= Muonium =

Type of atom

A muonium atom

Muonium (/mjuː.ˈoʊ.ni.əm/, mew-OH-nee-əm) is an exotic atom made up of an antimuon and an electron, which was discovered in 1960 by Vernon W. Hughes and is given the chemical symbol Mu. During the muon's 2.2 µs lifetime, muonium can undergo chemical reactions.

==Description==
Because, like a proton, the antimuon's mass is much larger than that of the electron, muonium is more similar to atomic hydrogen than positronium. Its Bohr radius and ionization energy are within 0.5% of hydrogen, deuterium, and tritium, and thus it can usefully be considered as an exotic light isotope of hydrogen.

==Properties==
Although muonium is short-lived, physical chemists study it using muon spin spectroscopy (μSR), a magnetic resonance technique analogous to nuclear magnetic resonance (NMR) or electron spin resonance (ESR) spectroscopy. Like ESR, μSR is useful for the analysis of chemical transformations and the structure of compounds with novel or potentially valuable electronic properties. Muonium is usually studied by muon spin rotation, in which the muonium atom's spin precesses in a magnetic field applied transverse to the muon spin direction (since muons are typically produced in a spin-polarized state from the decay of pions), and by avoided level crossing (ALC), which is also called level crossing resonance (LCR). The latter employs a magnetic field applied longitudinally to the polarization direction, and monitors the relaxation of muon spins caused by "flip/flop" transitions with other magnetic nuclei.

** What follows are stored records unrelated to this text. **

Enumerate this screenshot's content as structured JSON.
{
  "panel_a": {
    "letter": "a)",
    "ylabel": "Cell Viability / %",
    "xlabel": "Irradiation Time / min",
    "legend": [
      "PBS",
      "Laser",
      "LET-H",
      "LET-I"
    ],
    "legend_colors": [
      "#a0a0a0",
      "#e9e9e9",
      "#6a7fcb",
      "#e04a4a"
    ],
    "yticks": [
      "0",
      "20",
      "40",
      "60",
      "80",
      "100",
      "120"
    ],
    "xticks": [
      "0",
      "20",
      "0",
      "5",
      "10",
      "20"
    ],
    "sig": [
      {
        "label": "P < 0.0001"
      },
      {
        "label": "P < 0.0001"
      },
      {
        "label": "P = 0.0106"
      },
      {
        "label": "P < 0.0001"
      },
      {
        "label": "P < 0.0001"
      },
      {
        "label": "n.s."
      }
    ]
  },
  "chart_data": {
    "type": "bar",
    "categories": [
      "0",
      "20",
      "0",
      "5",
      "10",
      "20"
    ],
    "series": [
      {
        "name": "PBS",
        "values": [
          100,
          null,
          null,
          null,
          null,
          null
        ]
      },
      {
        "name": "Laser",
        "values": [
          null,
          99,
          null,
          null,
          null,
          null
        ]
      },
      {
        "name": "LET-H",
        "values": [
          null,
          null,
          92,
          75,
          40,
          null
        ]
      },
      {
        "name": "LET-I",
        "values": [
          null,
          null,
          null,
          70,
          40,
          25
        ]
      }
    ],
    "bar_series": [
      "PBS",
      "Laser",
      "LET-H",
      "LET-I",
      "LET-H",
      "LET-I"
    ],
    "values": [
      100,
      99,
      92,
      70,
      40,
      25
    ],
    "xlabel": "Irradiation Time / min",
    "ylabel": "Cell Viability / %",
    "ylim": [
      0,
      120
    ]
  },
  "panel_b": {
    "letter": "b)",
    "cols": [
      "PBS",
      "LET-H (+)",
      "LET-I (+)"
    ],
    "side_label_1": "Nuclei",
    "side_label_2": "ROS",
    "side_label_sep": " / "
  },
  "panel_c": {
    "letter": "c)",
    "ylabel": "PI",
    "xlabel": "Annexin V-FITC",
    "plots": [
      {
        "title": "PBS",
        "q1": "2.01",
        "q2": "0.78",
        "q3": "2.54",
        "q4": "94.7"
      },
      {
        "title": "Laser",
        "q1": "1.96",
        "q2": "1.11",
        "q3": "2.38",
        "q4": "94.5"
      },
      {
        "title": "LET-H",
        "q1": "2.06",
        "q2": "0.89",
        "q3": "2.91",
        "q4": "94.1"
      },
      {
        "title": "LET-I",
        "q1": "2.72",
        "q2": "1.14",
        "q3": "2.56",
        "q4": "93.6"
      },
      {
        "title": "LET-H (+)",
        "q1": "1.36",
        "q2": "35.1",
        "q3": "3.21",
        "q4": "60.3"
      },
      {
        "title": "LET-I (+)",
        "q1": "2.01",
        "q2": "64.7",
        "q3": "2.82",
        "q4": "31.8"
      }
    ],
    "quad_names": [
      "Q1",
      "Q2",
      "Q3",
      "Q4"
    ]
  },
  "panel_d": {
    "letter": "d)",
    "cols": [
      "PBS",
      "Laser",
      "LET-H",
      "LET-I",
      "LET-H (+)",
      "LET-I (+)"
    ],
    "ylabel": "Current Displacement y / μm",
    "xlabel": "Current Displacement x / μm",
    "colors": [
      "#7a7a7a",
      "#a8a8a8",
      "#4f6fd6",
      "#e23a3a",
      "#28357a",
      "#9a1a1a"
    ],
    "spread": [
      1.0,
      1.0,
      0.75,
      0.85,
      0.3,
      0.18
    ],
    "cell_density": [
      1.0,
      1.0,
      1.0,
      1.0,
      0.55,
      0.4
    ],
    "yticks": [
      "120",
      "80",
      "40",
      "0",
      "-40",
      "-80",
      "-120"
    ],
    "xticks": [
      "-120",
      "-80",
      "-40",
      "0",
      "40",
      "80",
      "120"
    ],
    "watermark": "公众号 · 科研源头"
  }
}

Because the muon is a lepton, the atomic energy levels of muonium can be calculated with great precision from quantum electrodynamics (QED), unlike in the case of hydrogen, where the precision is limited by uncertainties related to the internal structure of the proton. For this reason, muonium is an ideal system for studying bound-state QED and also for searching for physics beyond the Standard Model.

== Nomenclature ==
Normally in the nomenclature of particle physics, an atom composed of a positively charged particle bound to an electron is named after the positive particle with "-ium" replacing an "-on" suffix, in this case "muium". Replacing "-on" with (or otherwise appending) "-onium" is mostly used for bound states of a particle with its own antiparticle. The exotic atom consisting of a muon and an antimuon (which is yet to be observed) is known as true muonium.